In April 1928, she became the only female “lookout” in Maryland. C. Cyril Klein, the district forester for Western Maryland, appointed her the lookout for the Foxville fire tower. A lifelong resident of Foxville who lived in a house her father built the year she was born, Alice knew the area she was to watch over.

“She went on duty Wednesday [April 4] and for the next eight weeks, until about June 1, she will occupy a small room at the top of a 60-foot steel tower in the heart of the Catoctin mountains, about 12 hours a day, on the lookout for mountain fires,” the Frederick Post reported.

Her pay for this job was $60 a month (about $925 in today’s dollars). It was a low-paying job, even among common laborers at the time, but it helped pay her bills.

From the fire tower, Alice had a 12-mile view in every direction.

“At the first indication of fire or smoke, she will telephone to the nearest warden, who in turn will investigate the fire. If it is of a threatening nature, a force sufficient to combat the flames will be summoned and efforts will not be relaxed until the blaze is extinguished,” the Frederick Post reported.

She had experience with the job. She had substituted when her brother needed time off from the job years earlier.

“While she will be some distance from the nearest house, Mr. Klein said she is courageous and he added that she knows how to shoot,” the newspaper reported.

Not only was Alice the only female lookout in Maryland at the time, she was the first woman put in charge of a fire tower in the state. Women had done the work before, but only as a substitute or an assistant.

She said of her experience years later in a Frederick News Post article, “Indeed there were lots of fires! And no lightning ever set those fires. Men set fires! Tossing a cigarette or some other fool thing, that’s what done it. Many’s the fire that was set on purpose, too. Did you know that? I’ll tell you just why! They’d set fires to burn off a clearing in the woods. Then the huckleberries would grow up thick in the burned out places. Huckleberries were a big cash crop here in those days. Many a berry’s been picked and sold for three cents a quart. Every child on the mountain’s picked huckleberries at one time or other.”

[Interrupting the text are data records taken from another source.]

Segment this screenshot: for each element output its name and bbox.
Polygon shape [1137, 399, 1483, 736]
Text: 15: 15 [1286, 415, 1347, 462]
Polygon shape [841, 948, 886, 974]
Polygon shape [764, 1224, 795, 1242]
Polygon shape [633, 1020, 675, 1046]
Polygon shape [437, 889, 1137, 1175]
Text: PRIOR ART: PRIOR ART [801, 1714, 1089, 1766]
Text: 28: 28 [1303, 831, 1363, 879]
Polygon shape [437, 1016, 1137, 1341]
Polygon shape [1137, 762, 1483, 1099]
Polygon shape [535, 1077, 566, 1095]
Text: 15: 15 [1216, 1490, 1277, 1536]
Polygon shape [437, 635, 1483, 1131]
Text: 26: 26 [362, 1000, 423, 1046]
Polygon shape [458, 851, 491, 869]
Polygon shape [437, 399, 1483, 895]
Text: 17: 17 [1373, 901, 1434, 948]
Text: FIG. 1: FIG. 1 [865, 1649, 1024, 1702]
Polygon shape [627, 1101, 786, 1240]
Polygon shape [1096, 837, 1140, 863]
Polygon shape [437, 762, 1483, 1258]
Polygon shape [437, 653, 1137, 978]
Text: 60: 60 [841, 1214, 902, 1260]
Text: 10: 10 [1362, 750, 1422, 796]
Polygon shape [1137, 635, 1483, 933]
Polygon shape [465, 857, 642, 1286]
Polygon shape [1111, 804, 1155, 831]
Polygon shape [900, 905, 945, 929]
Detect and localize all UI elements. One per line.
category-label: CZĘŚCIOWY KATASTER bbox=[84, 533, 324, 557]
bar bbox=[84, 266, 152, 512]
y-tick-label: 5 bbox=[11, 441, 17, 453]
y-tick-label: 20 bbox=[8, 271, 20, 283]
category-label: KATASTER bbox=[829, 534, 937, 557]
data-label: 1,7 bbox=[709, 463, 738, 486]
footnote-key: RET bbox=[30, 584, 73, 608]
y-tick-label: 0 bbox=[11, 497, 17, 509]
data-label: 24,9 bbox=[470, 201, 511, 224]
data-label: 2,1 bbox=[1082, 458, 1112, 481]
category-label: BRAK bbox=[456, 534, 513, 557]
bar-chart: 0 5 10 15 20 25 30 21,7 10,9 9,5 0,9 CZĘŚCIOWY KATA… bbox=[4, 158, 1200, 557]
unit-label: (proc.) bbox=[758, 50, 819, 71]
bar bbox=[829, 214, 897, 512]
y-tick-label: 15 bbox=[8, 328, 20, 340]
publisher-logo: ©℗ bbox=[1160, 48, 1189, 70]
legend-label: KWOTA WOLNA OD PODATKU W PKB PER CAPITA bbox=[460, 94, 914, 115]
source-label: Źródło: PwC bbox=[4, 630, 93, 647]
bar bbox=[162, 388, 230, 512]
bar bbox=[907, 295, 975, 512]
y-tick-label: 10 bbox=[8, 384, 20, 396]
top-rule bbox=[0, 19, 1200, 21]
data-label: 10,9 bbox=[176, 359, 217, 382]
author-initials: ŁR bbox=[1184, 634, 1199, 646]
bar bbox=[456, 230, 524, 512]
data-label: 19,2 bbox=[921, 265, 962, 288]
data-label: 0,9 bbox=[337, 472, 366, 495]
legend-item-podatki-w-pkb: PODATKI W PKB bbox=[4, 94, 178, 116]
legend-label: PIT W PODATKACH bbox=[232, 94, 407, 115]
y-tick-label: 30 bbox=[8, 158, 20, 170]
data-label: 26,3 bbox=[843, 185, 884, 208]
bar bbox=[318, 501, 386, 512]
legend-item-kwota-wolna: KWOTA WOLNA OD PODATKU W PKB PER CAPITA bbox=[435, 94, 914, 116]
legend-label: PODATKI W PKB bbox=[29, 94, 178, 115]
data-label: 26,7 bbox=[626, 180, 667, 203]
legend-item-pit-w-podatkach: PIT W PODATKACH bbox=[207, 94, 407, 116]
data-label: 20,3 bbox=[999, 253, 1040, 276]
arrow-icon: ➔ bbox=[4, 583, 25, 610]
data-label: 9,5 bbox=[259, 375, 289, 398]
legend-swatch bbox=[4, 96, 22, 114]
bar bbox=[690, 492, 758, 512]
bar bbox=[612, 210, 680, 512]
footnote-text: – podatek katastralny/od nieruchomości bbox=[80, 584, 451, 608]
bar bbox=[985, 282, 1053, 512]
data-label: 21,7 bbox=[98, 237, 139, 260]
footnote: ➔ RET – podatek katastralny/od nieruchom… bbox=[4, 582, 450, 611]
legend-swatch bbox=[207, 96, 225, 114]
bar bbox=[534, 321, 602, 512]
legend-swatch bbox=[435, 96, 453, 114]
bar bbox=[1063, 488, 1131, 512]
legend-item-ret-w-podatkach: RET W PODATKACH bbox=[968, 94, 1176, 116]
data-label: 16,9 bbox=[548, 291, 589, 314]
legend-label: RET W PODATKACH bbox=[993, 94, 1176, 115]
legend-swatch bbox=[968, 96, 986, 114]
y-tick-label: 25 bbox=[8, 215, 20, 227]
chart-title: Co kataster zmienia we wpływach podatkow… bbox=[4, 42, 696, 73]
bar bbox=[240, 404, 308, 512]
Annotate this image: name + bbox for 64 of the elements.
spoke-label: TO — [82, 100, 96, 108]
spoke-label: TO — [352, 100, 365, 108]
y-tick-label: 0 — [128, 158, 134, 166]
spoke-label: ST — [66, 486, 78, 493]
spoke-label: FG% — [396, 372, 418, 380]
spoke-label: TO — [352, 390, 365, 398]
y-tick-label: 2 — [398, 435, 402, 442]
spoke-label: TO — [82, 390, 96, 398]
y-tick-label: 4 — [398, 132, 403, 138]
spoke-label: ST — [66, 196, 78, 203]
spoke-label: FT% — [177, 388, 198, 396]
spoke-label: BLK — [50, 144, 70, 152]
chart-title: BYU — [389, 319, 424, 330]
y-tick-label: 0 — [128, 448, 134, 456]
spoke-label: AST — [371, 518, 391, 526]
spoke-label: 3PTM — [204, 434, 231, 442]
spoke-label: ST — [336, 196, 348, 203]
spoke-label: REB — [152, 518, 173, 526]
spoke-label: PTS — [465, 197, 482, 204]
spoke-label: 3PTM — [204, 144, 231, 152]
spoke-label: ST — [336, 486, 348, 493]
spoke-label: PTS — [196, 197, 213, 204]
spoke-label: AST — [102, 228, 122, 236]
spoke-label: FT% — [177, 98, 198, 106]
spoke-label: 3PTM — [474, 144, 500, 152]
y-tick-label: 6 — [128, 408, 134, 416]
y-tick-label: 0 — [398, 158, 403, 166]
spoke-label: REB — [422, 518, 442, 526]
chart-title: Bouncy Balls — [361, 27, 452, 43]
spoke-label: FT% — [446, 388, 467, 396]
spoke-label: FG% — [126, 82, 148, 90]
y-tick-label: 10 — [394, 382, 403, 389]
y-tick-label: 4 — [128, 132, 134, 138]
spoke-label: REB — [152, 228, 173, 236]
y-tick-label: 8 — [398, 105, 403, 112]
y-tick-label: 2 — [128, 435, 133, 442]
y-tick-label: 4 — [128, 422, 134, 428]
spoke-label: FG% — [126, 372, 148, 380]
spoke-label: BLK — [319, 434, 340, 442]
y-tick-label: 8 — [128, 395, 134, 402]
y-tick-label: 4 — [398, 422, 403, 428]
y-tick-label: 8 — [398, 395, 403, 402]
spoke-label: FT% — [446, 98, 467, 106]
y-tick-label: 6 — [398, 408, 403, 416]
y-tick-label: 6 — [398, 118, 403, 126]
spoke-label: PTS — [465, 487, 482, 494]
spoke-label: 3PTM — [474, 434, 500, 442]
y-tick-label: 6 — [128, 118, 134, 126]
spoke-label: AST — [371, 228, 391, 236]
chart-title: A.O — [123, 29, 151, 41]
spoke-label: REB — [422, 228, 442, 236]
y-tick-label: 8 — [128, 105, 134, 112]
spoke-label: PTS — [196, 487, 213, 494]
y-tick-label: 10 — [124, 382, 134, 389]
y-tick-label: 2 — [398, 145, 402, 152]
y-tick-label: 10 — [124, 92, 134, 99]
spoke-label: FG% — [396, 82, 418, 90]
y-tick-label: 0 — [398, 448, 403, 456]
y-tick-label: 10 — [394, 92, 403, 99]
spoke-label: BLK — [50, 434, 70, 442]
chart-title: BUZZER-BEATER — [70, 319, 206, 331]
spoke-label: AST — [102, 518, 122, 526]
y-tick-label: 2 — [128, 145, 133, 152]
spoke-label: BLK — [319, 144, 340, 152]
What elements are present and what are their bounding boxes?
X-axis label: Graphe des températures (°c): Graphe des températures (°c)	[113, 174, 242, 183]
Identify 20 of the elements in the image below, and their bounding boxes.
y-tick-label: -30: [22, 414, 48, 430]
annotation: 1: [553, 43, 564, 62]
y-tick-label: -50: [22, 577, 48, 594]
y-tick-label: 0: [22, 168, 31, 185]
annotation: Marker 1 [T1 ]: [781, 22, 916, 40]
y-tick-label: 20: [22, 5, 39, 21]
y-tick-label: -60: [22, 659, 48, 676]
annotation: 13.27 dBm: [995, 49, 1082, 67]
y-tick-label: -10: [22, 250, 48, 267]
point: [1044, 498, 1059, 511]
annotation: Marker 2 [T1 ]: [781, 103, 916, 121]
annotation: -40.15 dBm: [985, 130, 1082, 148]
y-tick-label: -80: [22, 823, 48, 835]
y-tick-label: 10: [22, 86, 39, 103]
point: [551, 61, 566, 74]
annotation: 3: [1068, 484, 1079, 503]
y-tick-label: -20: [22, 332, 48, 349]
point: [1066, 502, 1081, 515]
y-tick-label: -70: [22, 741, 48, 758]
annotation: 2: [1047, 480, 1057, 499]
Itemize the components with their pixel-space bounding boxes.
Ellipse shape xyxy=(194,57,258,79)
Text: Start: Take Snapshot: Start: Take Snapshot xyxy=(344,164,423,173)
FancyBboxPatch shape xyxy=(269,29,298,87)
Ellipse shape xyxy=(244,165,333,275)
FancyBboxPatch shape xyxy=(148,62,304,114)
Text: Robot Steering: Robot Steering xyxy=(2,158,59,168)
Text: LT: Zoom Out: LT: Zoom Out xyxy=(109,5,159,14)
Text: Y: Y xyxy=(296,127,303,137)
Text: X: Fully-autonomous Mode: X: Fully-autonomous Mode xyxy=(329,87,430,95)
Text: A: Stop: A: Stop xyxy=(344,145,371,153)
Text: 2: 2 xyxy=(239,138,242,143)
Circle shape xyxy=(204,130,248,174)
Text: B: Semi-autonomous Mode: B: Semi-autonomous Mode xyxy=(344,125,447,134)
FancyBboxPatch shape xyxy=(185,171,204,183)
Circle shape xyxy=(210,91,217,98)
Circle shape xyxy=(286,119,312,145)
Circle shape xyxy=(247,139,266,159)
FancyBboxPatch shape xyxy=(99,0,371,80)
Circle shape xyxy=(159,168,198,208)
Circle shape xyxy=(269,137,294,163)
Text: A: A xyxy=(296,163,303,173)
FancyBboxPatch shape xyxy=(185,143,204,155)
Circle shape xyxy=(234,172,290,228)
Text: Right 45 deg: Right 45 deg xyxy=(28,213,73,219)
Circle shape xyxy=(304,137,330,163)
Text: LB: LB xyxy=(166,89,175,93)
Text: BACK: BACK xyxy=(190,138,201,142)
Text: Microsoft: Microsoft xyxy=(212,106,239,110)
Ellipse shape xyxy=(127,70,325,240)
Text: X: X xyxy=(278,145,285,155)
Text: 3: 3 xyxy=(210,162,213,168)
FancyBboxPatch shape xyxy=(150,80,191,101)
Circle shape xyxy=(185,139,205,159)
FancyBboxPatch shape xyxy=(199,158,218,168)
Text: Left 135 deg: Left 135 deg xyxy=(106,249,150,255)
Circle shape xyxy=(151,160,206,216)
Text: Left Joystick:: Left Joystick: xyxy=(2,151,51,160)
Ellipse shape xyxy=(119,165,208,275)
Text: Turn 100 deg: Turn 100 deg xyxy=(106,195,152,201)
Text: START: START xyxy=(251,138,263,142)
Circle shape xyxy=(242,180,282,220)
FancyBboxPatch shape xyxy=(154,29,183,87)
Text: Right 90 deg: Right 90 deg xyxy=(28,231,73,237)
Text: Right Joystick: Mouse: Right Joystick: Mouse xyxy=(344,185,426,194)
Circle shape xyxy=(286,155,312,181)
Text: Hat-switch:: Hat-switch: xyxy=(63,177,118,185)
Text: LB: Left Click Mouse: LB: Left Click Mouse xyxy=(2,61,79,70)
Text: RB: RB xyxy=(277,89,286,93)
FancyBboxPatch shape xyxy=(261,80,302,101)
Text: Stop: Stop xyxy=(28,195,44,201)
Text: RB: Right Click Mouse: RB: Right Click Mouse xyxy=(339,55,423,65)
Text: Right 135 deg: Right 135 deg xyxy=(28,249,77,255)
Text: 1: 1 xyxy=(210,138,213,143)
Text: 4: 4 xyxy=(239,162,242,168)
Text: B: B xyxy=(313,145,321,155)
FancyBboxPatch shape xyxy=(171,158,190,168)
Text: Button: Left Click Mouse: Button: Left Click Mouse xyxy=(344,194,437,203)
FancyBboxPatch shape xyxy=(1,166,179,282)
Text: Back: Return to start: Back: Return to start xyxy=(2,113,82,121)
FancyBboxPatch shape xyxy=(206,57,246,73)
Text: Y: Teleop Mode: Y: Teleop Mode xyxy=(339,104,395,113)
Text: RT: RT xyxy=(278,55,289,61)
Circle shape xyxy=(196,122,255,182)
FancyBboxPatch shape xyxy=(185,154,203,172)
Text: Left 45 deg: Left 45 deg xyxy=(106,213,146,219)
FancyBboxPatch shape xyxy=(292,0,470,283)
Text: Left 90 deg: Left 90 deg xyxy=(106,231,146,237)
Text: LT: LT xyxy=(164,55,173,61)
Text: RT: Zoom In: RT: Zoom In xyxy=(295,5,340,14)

In 1930, she was mentioned in an article talking about a rash of fires on Catoctin and South mountains. She had been the first lookout to identify some of them.

She was named an assistant fire warden in 1931.

In 1933, she had a near-fatal encounter with a copperhead that the Hagerstown Morning Herald said she handled with “remarkable coolness and bravery.” She was burning brush while on the job when the snake bit her above the ankle. “She cut open the wound and applied a tourniquet to stop the circulation of blood, then walked to a neighbor’s house, where she secured medical attention.”

She left her job with the State of Maryland in 1934.

The Frederick News noted in 1971 that Alice was still driving a tractor, chopping wood, farming, feeding livestock, keeping house, quilting, sewing clothes, baking, and canning at age 76.

She was also living alone. She had never married, and her son had died from cancer in 1962 at 45 years of age.

“She values her privacy, resents any encroachment upon her land or her rights, and is the personification of the attitudes and traditions of the mountain folk for over two centuries,” Ann Burnside Love wrote for the Frederick News.

Alice died in 1993, a week before her 98th birthday. She is buried in the Mt. Moriah Lutheran Church cemetery.